Mortati foi vigiado até 4 de novembro. Naquele dia, Alemão notou o desaparecimento do Fusca dos ocupantes da casa – eram dois homens e uma mulher. O veículo costumava ficar na rua. Os agentes informaram aos chefes e receberam a ordem: pegar todo mundo.

Alemão e seu companheiro, o delegado Cyrino Francisco de Paula Filho, viram Mortati deixar a casa e o seguiram. Acompanharam o guerrilheiro até a Avenida Paes de Barros, onde viram o Fusca dos guerrilheiros. Quando ele se preparava para entrar no veículo, Alemão e Cyrino o detiveram. Mortati foi entregue ao capitão Ênio Pimentel da Silveira, o Doutor Ney, chefe da Investigação, e se tornou um dos desaparecidos do regime.

 

Viajou

O Exército nunca admitiu sua prisão. “Ele viajou”, contou Alemão. “Viajar” é como os agentes se referem à execução. “O Mortati morreu. Lembro que a gente tinha uma pasta no Interrogatório onde constava o nome dele como morto”, contou Chico. Na casa da Rua Cervantes, outro “cubano” – José Roberto Arantes – foi cercado e morto pelos militares. Maria Augusta Thomaz, a guerrilheira que morava no imóvel, estava fora quando tudo ocorreu.

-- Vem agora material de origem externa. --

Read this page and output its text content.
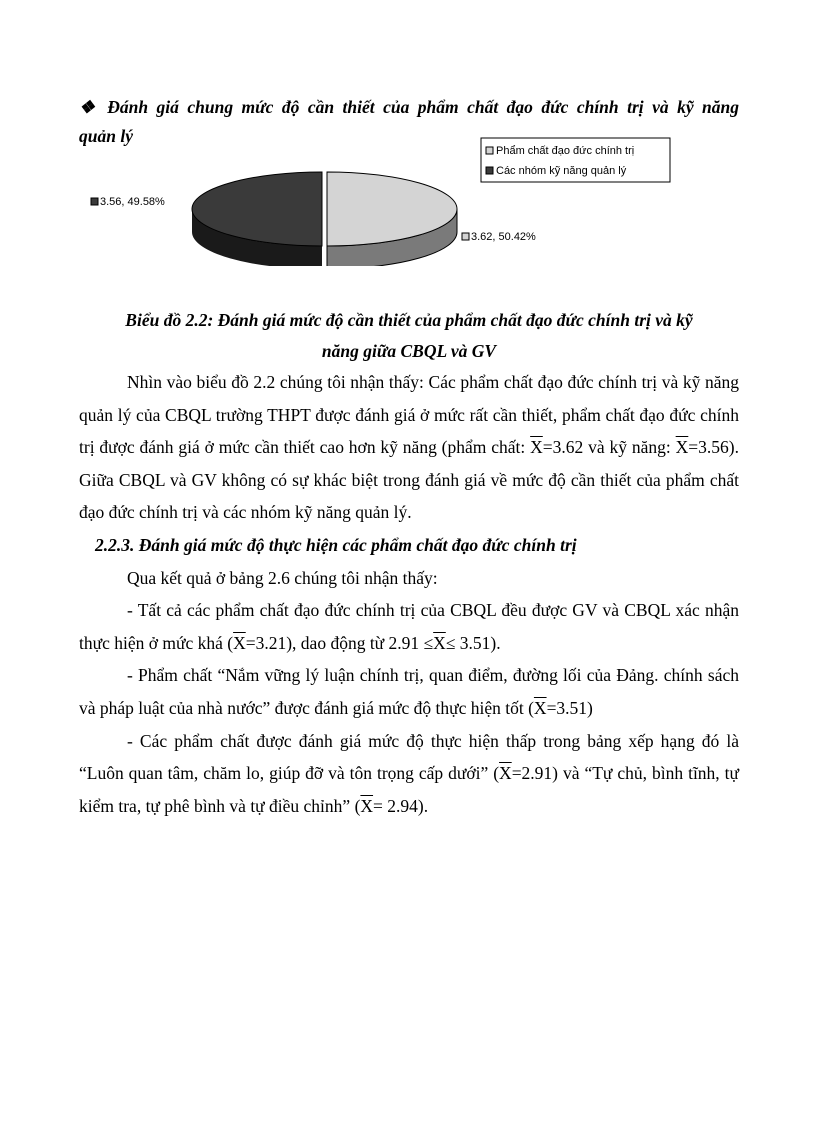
❖ Đánh giá chung mức độ cần thiết của phẩm chất đạo đức chính trị và kỹ năng
quản lý
3.56, 49.58%
3.62, 50.42%
Phẩm chất đạo đức chính trị
Các nhóm kỹ năng quản lý
Biểu đồ 2.2: Đánh giá mức độ cần thiết của phẩm chất đạo đức chính trị và kỹ
năng giữa CBQL và GV

Nhìn vào biểu đồ 2.2 chúng tôi nhận thấy: Các phẩm chất đạo đức chính trị và kỹ năng quản lý của CBQL trường THPT được đánh giá ở mức rất cần thiết, phẩm chất đạo đức chính trị được đánh giá ở mức cần thiết cao hơn kỹ năng (phẩm chất: $\overline{X}=3.62$ và kỹ năng: $\overline{X}=3.56$). Giữa CBQL và GV không có sự khác biệt trong đánh giá về mức độ cần thiết của phẩm chất đạo đức chính trị và các nhóm kỹ năng quản lý.

2.2.3. Đánh giá mức độ thực hiện các phẩm chất đạo đức chính trị

Qua kết quả ở bảng 2.6 chúng tôi nhận thấy:

- Tất cả các phẩm chất đạo đức chính trị của CBQL đều được GV và CBQL xác nhận thực hiện ở mức khá $(\overline{X}=3.21)$, dao động từ $2.91 \le\overline{X}\le 3.51$).

- Phẩm chất “Nắm vững lý luận chính trị, quan điểm, đường lối của Đảng. chính sách và pháp luật của nhà nước” được đánh giá mức độ thực hiện tốt $(\overline{X}=3.51)$

- Các phẩm chất được đánh giá mức độ thực hiện thấp trong bảng xếp hạng đó là “Luôn quan tâm, chăm lo, giúp đỡ và tôn trọng cấp dưới” $(\overline{X}=2.91)$ và “Tự chủ, bình tĩnh, tự kiểm tra, tự phê bình và tự điều chỉnh” $(\overline{X}= 2.94)$.
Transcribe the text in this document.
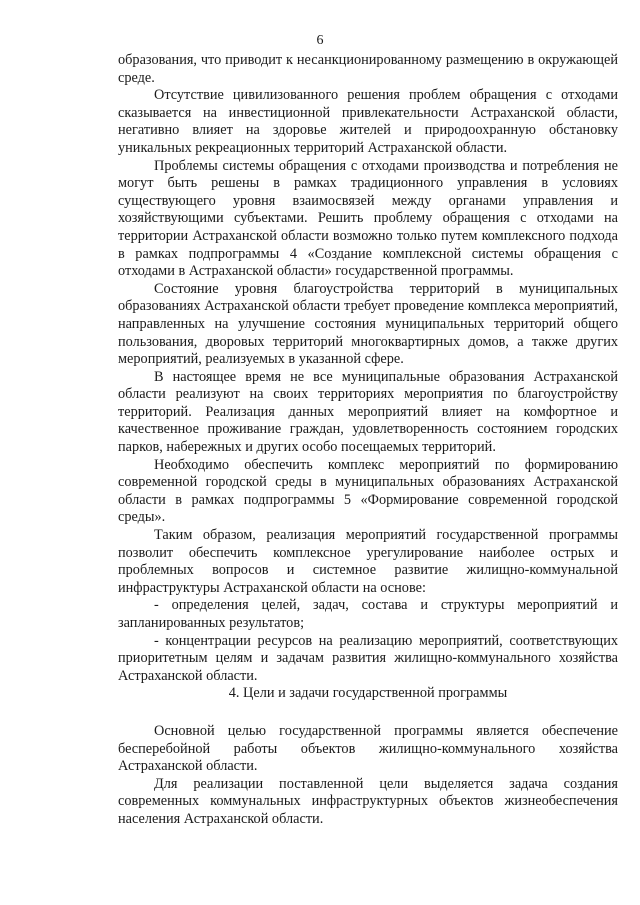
6

образования, что приводит к несанкционированному размещению в окружающей среде.

Отсутствие цивилизованного решения проблем обращения с отходами сказывается на инвестиционной привлекательности Астраханской области, негативно влияет на здоровье жителей и природоохранную обстановку уникальных рекреационных территорий Астраханской области.

Проблемы системы обращения с отходами производства и потребления не могут быть решены в рамках традиционного управления в условиях существующего уровня взаимосвязей между органами управления и хозяйствующими субъектами. Решить проблему обращения с отходами на территории Астраханской области возможно только путем комплексного подхода в рамках подпрограммы 4 «Создание комплексной системы обращения с отходами в Астраханской области» государственной программы.

Состояние уровня благоустройства территорий в муниципальных образованиях Астраханской области требует проведение комплекса мероприятий, направленных на улучшение состояния муниципальных территорий общего пользования, дворовых территорий многоквартирных домов, а также других мероприятий, реализуемых в указанной сфере.

В настоящее время не все муниципальные образования Астраханской области реализуют на своих территориях мероприятия по благоустройству территорий. Реализация данных мероприятий влияет на комфортное и качественное проживание граждан, удовлетворенность состоянием городских парков, набережных и других особо посещаемых территорий.

Необходимо обеспечить комплекс мероприятий по формированию современной городской среды в муниципальных образованиях Астраханской области в рамках подпрограммы 5 «Формирование современной городской среды».

Таким образом, реализация мероприятий государственной программы позволит обеспечить комплексное урегулирование наиболее острых и проблемных вопросов и системное развитие жилищно-коммунальной инфраструктуры Астраханской области на основе:

- определения целей, задач, состава и структуры мероприятий и запланированных результатов;

- концентрации ресурсов на реализацию мероприятий, соответствующих приоритетным целям и задачам развития жилищно-коммунального хозяйства Астраханской области.

4. Цели и задачи государственной программы

Основной целью государственной программы является обеспечение бесперебойной работы объектов жилищно-коммунального хозяйства Астраханской области.

Для реализации поставленной цели выделяется задача создания современных коммунальных инфраструктурных объектов жизнеобеспечения населения Астраханской области.
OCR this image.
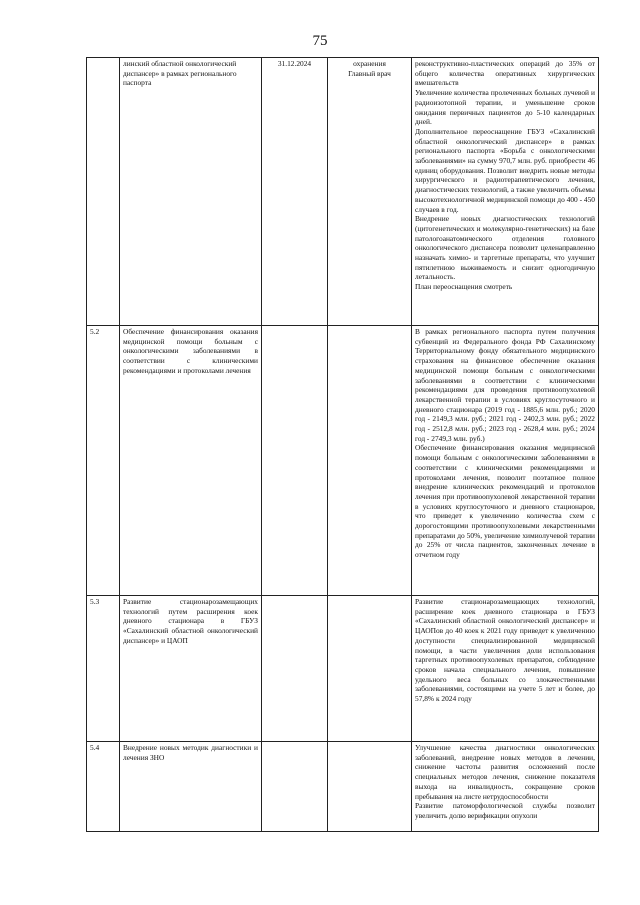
75
	линский областной онкологический диспансер» в рамках регионального паспорта	31.12.2024	охранения
Главный врач	реконструктивно-пластических операций до 35% от общего количества оперативных хирургических вмешательств
Увеличение количества пролеченных больных лучевой и радиоизотопной терапии, и уменьшение сроков ожидания первичных пациентов до 5-10 календарных дней.
Дополнительное переоснащение ГБУЗ «Сахалинский областной онкологический диспансер» в рамках регионального паспорта «Борьба с онкологическими заболеваниями» на сумму 970,7 млн. руб. приобрести 46 единиц оборудования. Позволит внедрить новые методы хирургического и радиотерапевтического лечения, диагностических технологий, а также увеличить объемы высокотехнологичной медицинской помощи до 400 - 450 случаев в год.
Внедрение новых диагностических технологий (цитогенетических и молекулярно-генетических) на базе патологоанатомического отделения головного онкологического диспансера позволит целенаправленно назначать химио- и таргетные препараты, что улучшит пятилетнюю выживаемость и снизит одногодичную летальность.
План переоснащения смотреть

5.2	Обеспечение финансирования оказания медицинской помощи больным с онкологическими заболеваниями в соответствии с клиническими рекомендациями и протоколами лечения			В рамках регионального паспорта путем получения субвенций из Федерального фонда РФ Сахалинскому Территориальному фонду обязательного медицинского страхования на финансовое обеспечение оказания медицинской помощи больным с онкологическими заболеваниями в соответствии с клиническими рекомендациями для проведения противоопухолевой лекарственной терапии в условиях круглосуточного и дневного стационара (2019 год - 1885,6 млн. руб.; 2020 год - 2149,3 млн. руб.; 2021 год - 2402,3 млн. руб.; 2022 год - 2512,8 млн. руб.; 2023 год - 2628,4 млн. руб.; 2024 год - 2749,3 млн. руб.)
Обеспечение финансирования оказания медицинской помощи больным с онкологическими заболеваниями в соответствии с клиническими рекомендациями и протоколами лечения, позволит поэтапное полное внедрение клинических рекомендаций и протоколов лечения при противоопухолевой лекарственной терапии в условиях круглосуточного и дневного стационаров, что приведет к увеличению количества схем с дорогостоящими противоопухолевыми лекарственными препаратами до 50%, увеличение химиолучевой терапии до 25% от числа пациентов, законченных лечение в отчетном году

5.3	Развитие стационарозамещающих технологий путем расширения коек дневного стационара в ГБУЗ «Сахалинский областной онкологический диспансер» и ЦАОП			Развитие стационарозамещающих технологий, расширение коек дневного стационара в ГБУЗ «Сахалинский областной онкологический диспансер» и ЦАОПов до 40 коек к 2021 году приведет к увеличению доступности специализированной медицинской помощи, в части увеличения доли использования таргетных противоопухолевых препаратов, соблюдение сроков начала специального лечения, повышение удельного веса больных со злокачественными заболеваниями, состоящими на учете 5 лет и более, до 57,8% к 2024 году

5.4	Внедрение новых методик диагностики и лечения ЗНО			Улучшение качества диагностики онкологических заболеваний, внедрение новых методов в лечении, снижение частоты развития осложнений после специальных методов лечения, снижение показателя выхода на инвалидность, сокращение сроков пребывания на листе нетрудоспособности
Развитие патоморфологической службы позволит увеличить долю верификации опухоли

Além de Mortati, dois guerrilheiros do Molipo foram capturados e mortos nos dias subsequentes: Flávio de Carvalho Molina e Francisco José de Oliveira. Depois de balear Oliveira, os agentes contam que o deixaram sangrar até a morte. Frederico Mayr e Antonio Benetazzo também foram executados depois de presos em 1972.

No relato dos agentes, Lauriberto José Reyes, Alexander José Ibsen Voerões e João Carlos Cavalcanti Reis morreram em emboscadas. Reyes e Voerões iam se encontrar com uma guerrilheira que havia sido detida e torturada pelo DOI. Reis foi vítima da ação do mesmo informante que entregou Benetazzo. O traidor – segundo os agentes – era um dos guerrilheiros formados em Cuba. O homem era controlado pelo capitão Freddie Perdigão Pereira, o Doutor Flávio, subchefe da Seção de Investigação. Era conhecido como Camilo.

Todos os mortos haviam feito curso em Cuba e pertenciam ao Molipo. O grupo nascera de uma cisão da ALN. Seu comando foi esfacelado entre 1971 e 1973 em operações do DOI paulista. A última ocorreu em 17 de maio de 1973, em Rio Verde, Goias. “Nós estávamos com o CIE (Centro de Informações do Exército)”, contou o agente Jonas, um cabo do Exército.

Ali morreram e desapareceram Márcio Beck Machado e Maria Augusta, a moça que escapara ao cerco na Rua Cervantes. A estratégia de morte e desaparecimento se manteria no DOI até o general Ednardo D’Ávila Melo ser removido do comando do 2.º Exército (São Paulo), em 1976.